I have the following exercise in my textbook:

I can’t complain. I (run) my own consultancy business.

The context is “. . . conversation between two ex-colleagues who have not seen each other for some time.” It is asked to use the appropriate tense of run, one of the present simple and present continuous or both.

Both tenses are valid, according to the text book. Why is the present continuous valid?

Here, I think “run” is a dynamic verb. It is used to describe an ongoing action. Why, then, the present continuous? The activity of “running . . . business” hasn’t started at the time of speaking. The speaker doesn’t seem to suggest it is or may be temporary.

  • This British Council site may be useful. Commented Dec 19, 2022 at 2:07
  • It says “we are using the present continuous to talk about activities at the moment of speaking . . .” This is a very general description. I’d like to know why exactly is the present continuous appropriate in my example. Commented Dec 19, 2022 at 2:31
  • you can also use the present continuous if running your own company is a temporary thing or a new thing.
    – anouk
    Commented Dec 19, 2022 at 16:29

1 Answer 1


I can't complain. I run my own consultancy business, I have no health problems, I enjoy my life, I … .

You make a statement, and then list reasons to justify why it should be that way.

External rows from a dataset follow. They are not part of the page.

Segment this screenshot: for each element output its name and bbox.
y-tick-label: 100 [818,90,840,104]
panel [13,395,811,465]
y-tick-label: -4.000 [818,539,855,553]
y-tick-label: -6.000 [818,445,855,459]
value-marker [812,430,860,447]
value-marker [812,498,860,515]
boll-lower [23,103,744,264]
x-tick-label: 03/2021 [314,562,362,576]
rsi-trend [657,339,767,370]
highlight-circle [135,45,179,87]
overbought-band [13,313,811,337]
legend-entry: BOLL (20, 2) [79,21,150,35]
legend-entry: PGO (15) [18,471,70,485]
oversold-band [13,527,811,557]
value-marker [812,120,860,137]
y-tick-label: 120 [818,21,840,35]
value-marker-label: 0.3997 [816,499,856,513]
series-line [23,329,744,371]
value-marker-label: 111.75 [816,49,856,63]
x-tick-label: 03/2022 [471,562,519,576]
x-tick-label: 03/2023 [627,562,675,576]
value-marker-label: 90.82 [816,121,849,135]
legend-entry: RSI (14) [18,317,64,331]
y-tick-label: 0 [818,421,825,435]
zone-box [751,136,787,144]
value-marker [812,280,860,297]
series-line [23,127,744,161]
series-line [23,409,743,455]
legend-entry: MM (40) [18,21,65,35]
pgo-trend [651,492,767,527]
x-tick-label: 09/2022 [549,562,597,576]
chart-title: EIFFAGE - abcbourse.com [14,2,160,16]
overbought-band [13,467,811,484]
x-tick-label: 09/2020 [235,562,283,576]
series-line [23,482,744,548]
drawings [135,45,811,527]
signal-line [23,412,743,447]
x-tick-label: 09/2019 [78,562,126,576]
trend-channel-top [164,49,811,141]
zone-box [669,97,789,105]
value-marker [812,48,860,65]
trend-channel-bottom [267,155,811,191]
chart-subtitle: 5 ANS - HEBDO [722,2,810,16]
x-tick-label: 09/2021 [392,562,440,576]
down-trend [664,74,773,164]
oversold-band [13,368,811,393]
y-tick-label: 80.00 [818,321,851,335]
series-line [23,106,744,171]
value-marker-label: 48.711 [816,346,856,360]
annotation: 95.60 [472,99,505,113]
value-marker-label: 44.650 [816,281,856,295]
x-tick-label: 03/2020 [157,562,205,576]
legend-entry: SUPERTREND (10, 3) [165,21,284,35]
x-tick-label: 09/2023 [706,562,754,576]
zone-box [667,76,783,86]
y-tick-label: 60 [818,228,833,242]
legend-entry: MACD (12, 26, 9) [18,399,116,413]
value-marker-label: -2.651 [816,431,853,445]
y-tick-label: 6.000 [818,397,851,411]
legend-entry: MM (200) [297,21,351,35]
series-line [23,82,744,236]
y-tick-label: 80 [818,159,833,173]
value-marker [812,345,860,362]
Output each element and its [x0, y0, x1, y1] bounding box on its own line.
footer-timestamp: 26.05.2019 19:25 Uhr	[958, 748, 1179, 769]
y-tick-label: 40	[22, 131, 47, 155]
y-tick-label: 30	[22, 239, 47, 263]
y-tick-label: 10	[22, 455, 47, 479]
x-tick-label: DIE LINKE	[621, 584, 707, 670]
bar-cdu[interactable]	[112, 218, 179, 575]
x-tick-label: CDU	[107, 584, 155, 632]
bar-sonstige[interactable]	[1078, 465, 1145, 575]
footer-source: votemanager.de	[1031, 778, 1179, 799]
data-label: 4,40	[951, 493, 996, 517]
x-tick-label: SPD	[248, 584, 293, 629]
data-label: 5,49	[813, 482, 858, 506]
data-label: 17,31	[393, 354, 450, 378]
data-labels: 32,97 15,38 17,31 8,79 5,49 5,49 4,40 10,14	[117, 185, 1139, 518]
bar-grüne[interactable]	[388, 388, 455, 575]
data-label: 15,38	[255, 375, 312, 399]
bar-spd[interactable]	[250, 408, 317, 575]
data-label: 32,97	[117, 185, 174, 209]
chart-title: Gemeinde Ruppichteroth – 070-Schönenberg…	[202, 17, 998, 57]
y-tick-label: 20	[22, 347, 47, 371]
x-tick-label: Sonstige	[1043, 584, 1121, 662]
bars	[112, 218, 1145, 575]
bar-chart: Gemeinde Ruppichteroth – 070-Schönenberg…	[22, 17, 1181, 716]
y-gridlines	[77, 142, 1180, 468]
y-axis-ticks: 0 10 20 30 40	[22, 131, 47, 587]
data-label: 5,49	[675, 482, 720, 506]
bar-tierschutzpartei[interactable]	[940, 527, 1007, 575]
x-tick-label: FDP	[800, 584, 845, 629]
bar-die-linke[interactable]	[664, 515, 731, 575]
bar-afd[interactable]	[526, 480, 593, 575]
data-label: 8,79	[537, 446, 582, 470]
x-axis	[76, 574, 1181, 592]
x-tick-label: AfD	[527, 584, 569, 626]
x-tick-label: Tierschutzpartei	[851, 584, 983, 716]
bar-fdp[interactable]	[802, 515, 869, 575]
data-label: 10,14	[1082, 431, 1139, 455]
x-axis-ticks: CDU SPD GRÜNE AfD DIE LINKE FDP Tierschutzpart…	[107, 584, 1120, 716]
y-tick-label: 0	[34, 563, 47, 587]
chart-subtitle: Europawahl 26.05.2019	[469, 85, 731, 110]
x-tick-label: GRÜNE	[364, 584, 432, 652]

I can't complain. I'm running my own consultancy business, I'm healthy, I'm enjoying my life, I … .

You make a statement, and then describe your self.

The first one is more objective and distant. It describes your life, as it would appear to other people observing it. It perhaps leaves room for doubting the opening statement. One almost expects "But somehow … ." to follow.

The second one is more immediate and personal. It describes you as you are experiencing life right now. You are obviously happy with yourself. It gives an impression of sincerity and honesty. One almost expects "I'm so thankful … ." to follow.